The Nets, in their first year under head coach Jordi Fernandez, jumped out to a surprising 9-10 start before losing 23 of their next 28 games. During the season, the Nets have traded veterans Dennis Schroder and Dorian Finney-Smith and agreed to a buyout with Ben Simmons.
But Brooklyn went into the All-Star break with a 6-1 record in its last seven games, with Claxton’s rim protection anchoring a defense that boasts the NBA’s best rating (103.4) in that stretch.
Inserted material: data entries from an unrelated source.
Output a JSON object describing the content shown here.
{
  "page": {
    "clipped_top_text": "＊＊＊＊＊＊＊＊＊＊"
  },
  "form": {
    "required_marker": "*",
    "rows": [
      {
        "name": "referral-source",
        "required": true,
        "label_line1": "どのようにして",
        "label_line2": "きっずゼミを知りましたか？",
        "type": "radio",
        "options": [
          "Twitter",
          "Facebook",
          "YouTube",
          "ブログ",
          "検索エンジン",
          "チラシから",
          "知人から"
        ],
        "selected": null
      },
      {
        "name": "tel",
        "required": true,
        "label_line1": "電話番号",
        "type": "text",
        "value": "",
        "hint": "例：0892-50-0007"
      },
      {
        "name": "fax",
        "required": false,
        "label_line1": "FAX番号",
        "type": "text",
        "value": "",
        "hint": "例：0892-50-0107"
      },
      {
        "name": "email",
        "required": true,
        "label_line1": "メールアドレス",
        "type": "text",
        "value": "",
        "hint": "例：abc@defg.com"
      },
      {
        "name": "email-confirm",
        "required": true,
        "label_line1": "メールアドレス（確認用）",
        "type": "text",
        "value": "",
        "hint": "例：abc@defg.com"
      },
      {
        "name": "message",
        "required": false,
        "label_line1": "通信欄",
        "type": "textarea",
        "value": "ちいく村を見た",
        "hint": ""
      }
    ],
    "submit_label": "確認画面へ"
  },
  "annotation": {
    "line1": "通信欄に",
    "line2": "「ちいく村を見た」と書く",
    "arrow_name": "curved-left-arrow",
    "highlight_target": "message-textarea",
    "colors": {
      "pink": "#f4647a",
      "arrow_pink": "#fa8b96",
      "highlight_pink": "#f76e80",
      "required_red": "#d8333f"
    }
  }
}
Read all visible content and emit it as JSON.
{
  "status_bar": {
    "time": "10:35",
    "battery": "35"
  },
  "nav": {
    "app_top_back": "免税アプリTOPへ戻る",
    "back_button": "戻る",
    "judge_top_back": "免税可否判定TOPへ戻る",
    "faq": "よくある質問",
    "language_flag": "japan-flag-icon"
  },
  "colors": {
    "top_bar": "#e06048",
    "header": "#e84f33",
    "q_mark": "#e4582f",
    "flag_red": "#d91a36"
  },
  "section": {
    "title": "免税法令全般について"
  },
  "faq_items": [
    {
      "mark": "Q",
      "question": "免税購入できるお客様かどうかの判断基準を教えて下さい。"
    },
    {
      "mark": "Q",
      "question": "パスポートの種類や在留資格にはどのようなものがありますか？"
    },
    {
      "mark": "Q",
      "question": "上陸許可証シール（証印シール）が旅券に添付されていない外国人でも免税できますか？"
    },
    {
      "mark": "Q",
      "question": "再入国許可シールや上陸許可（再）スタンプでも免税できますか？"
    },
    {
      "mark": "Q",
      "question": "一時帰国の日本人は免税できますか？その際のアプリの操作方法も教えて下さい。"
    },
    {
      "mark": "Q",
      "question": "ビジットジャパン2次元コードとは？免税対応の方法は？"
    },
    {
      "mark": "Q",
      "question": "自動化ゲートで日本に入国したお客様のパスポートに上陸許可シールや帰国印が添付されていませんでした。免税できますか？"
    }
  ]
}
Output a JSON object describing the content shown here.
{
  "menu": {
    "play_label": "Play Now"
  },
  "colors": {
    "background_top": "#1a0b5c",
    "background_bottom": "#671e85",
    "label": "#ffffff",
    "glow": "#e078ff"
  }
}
“We’re not naive to it. The fans are upset when we win,” Claxton said. “That’s just what it is. It’s just a part of it, but we work so hard every single day, so we can’t try to lose games. We’re gonna go out and try to win every game, but I understand where the fans are coming from. I feel why they would want us to lose this year and everything. I feel them, but we want to win.”
The Nets are now much closer to the 10th-seeded Chicago Bulls for the final play-in spot than they are to the NBA-worst Washington Wizards, whose 9-45 record is 11 games worse than Brooklyn’s.
Under the current lottery format, the NBA’s worst three teams each get 14% odds for the No. 1 overall pick. The New Orleans Pelicans (12-42) and Utah Jazz (13-40) round out the current three.
The Nets are two years removed from the blockbuster trades that sent Kyrie Irving to Dallas and Kevin Durant to Phoenix, leaving Brooklyn without a clear-cut superstar in a league driven by them.
But Johnson, who was part of the return for Durant, does not want to hear from fans who think the Nets should tank.
“If that’s what they think, then they’re not really a fan, you know what I mean?” Johnson said. “They don’t want us to succeed. You’re going to ask our own players to lose? We’re not going to do that. We’re out there to compete to win every game.”